In questo senso ha ragione Marx quando afferma che: “gli economisti dominanti hanno un bel dire che quello del capitale è un sistema naturale, laddove le forme sociali in cui [si] produce e che appaiono rapporti dati, naturali, sono il costante prodotto – e solo per questo il costante presupposto – di questo modo di produzione specificamente sociale”.
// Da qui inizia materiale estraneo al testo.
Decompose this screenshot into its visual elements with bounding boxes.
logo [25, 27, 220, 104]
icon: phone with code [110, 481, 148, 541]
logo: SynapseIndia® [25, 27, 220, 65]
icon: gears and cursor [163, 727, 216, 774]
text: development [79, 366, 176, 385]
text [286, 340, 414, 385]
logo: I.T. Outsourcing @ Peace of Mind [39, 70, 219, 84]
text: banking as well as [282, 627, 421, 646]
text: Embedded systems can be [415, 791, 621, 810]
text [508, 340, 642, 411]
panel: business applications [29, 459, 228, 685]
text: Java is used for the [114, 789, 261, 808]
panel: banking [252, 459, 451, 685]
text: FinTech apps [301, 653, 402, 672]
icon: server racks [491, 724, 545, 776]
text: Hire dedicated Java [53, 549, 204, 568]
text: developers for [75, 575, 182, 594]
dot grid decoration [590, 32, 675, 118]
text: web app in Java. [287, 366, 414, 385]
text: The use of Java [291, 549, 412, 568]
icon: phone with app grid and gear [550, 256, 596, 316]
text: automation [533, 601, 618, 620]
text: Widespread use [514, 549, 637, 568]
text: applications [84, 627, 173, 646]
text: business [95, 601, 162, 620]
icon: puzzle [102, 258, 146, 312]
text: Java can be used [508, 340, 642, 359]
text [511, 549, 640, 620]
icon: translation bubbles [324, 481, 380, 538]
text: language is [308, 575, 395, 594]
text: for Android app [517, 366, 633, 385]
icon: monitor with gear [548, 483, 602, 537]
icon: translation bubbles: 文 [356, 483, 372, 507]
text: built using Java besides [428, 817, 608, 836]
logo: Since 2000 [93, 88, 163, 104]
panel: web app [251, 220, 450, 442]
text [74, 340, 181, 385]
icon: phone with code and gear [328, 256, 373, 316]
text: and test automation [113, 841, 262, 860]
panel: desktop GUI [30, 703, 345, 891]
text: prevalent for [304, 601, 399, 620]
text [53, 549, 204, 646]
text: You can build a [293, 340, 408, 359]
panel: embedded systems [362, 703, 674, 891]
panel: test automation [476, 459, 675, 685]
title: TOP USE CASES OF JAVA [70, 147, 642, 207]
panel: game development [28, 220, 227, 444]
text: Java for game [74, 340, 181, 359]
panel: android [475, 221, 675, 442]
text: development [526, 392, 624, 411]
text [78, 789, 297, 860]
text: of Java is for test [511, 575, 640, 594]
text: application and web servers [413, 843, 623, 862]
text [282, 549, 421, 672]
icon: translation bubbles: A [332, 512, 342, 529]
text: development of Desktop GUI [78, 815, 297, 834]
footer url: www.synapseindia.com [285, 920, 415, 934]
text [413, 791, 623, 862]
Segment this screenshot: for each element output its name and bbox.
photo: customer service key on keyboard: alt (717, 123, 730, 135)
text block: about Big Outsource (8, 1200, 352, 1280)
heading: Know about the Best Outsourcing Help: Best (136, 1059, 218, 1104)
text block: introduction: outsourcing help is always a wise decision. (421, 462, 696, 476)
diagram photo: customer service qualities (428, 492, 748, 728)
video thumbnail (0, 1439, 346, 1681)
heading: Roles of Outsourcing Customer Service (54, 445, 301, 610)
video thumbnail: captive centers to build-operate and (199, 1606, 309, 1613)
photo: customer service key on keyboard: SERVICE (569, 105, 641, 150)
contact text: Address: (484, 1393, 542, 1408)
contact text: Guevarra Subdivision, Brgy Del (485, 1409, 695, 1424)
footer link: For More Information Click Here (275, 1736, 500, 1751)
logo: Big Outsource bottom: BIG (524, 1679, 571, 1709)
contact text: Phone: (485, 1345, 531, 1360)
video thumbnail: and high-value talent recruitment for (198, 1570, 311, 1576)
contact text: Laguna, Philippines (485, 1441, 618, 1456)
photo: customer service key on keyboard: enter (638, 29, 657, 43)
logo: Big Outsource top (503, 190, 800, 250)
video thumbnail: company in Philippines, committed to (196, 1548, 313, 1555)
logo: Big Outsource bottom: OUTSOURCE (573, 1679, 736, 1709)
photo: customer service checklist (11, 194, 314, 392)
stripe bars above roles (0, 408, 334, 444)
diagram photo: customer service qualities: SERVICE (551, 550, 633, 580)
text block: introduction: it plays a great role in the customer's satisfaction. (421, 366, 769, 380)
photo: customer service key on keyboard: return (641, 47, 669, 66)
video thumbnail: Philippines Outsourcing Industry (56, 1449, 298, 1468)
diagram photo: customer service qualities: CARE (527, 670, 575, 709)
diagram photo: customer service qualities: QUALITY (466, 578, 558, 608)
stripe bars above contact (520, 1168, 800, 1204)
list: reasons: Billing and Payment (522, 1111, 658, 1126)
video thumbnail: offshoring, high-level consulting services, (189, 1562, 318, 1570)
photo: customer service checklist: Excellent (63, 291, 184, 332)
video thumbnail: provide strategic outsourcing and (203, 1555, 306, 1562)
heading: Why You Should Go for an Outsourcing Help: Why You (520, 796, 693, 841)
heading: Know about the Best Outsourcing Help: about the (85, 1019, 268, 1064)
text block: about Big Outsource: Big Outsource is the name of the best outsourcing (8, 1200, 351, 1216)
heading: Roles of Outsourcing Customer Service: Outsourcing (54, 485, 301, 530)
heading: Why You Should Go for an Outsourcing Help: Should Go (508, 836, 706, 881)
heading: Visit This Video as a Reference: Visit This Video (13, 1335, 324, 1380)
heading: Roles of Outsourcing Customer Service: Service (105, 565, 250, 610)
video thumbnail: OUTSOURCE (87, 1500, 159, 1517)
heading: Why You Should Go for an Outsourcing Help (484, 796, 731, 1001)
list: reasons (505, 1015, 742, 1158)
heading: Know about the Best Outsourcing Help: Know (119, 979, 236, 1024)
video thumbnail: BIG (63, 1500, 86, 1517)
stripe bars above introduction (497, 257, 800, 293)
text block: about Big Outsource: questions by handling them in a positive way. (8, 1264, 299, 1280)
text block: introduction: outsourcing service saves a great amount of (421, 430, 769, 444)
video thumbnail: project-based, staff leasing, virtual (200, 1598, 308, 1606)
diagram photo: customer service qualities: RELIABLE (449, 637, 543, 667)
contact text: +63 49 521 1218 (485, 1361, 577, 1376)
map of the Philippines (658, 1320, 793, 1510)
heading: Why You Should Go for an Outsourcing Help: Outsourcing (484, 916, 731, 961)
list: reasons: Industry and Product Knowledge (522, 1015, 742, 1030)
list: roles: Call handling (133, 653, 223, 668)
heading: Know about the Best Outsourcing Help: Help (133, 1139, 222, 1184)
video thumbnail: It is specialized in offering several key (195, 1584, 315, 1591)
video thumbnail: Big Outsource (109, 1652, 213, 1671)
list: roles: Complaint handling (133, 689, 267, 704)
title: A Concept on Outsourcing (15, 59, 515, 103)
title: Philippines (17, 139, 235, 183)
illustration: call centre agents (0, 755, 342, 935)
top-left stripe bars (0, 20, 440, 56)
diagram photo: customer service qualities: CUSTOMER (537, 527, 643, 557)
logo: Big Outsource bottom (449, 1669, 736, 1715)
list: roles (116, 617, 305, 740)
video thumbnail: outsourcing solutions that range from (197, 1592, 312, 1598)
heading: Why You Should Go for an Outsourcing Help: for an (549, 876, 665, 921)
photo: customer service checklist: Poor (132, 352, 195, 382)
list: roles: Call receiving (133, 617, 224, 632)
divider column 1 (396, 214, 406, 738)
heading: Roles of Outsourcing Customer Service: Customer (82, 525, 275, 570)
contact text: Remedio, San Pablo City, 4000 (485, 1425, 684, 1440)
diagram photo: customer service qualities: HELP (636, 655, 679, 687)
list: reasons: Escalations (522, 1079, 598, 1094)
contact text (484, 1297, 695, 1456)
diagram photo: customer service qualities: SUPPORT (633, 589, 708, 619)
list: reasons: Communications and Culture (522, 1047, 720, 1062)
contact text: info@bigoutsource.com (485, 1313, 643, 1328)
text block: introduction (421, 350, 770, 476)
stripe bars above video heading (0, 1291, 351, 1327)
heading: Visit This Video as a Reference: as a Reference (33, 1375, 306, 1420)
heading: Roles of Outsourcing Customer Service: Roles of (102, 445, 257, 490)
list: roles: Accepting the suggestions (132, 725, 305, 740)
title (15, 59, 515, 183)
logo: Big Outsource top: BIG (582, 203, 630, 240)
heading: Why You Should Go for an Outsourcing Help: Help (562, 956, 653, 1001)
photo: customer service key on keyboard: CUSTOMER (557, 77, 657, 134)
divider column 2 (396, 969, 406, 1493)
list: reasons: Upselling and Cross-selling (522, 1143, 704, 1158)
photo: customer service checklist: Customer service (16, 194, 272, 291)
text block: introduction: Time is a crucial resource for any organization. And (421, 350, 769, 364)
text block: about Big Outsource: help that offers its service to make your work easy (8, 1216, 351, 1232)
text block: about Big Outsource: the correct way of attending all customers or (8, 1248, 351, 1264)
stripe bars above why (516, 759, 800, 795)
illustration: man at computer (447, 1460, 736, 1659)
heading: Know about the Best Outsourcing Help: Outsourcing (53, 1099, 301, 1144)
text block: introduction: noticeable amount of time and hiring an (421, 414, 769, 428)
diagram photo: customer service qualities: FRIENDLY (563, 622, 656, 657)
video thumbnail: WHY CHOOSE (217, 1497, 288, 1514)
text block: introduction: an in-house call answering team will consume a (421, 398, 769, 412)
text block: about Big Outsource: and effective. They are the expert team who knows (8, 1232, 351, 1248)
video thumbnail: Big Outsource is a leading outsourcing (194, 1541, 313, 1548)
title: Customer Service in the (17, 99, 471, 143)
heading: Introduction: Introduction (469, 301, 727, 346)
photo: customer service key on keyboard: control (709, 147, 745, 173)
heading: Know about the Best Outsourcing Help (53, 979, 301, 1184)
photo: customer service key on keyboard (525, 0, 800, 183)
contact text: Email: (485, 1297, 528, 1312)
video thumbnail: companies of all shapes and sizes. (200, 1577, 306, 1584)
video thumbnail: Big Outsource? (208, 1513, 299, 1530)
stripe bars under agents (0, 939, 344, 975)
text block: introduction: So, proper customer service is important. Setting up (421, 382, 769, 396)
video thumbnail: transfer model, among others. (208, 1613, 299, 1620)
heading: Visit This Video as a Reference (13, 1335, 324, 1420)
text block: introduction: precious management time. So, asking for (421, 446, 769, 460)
Robinson, invece, è già un “concentrato sociale”, come piace alla mitologia che si fonda sull’homo oeconomicus, la prova provata che il capitalismo non crollerà mai perché il suo meccanismo di riproducibilità sistemica non è una strada casuale imboccata dall’umanità in un certo punto della sua storia ma è addirittura insito nel DNA stesso della specie umana, presa nella sua singolarità (Robinson) e collettività (in quanto aggregato di molti Robinson). Insomma, fatti non foste a vivere come bruti ma per scambiare merci ed accumulare capitali.
Questo è quel che si dice raccontar(si) stupide favolette. La Grassa ridicolizza questo modo di argomentare e rimette Robinson (e gli economisti) coi piedi per terra. Quello di Tarzan potrebbe, invece, essere un buon inizio per capire come abbiamo cominciato e come siamo cambiati, qual è la sostanza dei rapporti sociali di cui diveniamo il prodotto (maschere di rapporti sociali) e come, a volte, possiamo anche ergerci al di sopra di essi (anche se spessissimo al di sotto):
“Quello di Tarzan è dunque il vero ‘salto’ in uno spazio diverso, con un senso della temporalità diverso. E allora seguiamolo, ma solo per cenni, nella sua crescita. Per certi versi egli usa l’istinto animale (quello detto tale, non so se propriamente; non sono in grado di deciderlo). Quando insegue una preda – in genere pure lui, come ogni altro animale, per nutrirsi – procede avvertendo da dove tira il vento e posizionandosi in modo che il suo odore non arrivi ad essa, altrimenti quella fugge a gambe levate. Inoltre, spesso non tocca terra; procede per aria passando di albero in albero utilizzando le liane. Sa però tendere le trappole, sa attendere un tempo considerevole affinché maturino condizioni più favorevoli. Considera assai meglio i rispettivi rapporti di forza; affronta la prima volta la tigre in modo ‘ingenuo’, ne viene ferito e a momenti ci rimette la pelle, ma impara bene la lezione e poi si ritrae sempre da scontri troppo diretti fin quando questa non è invecchiata. A quel punto è lei che non tiene conto del suo indebolirsi e Tarzan, usando anche dello strumento coltello trovato anni prima nella capanna, la uccide. Insomma, fa uso dell’‘istinto’, ma anche di un pensiero che si articola in modo nettamente più complesso rispetto agli altri animali”.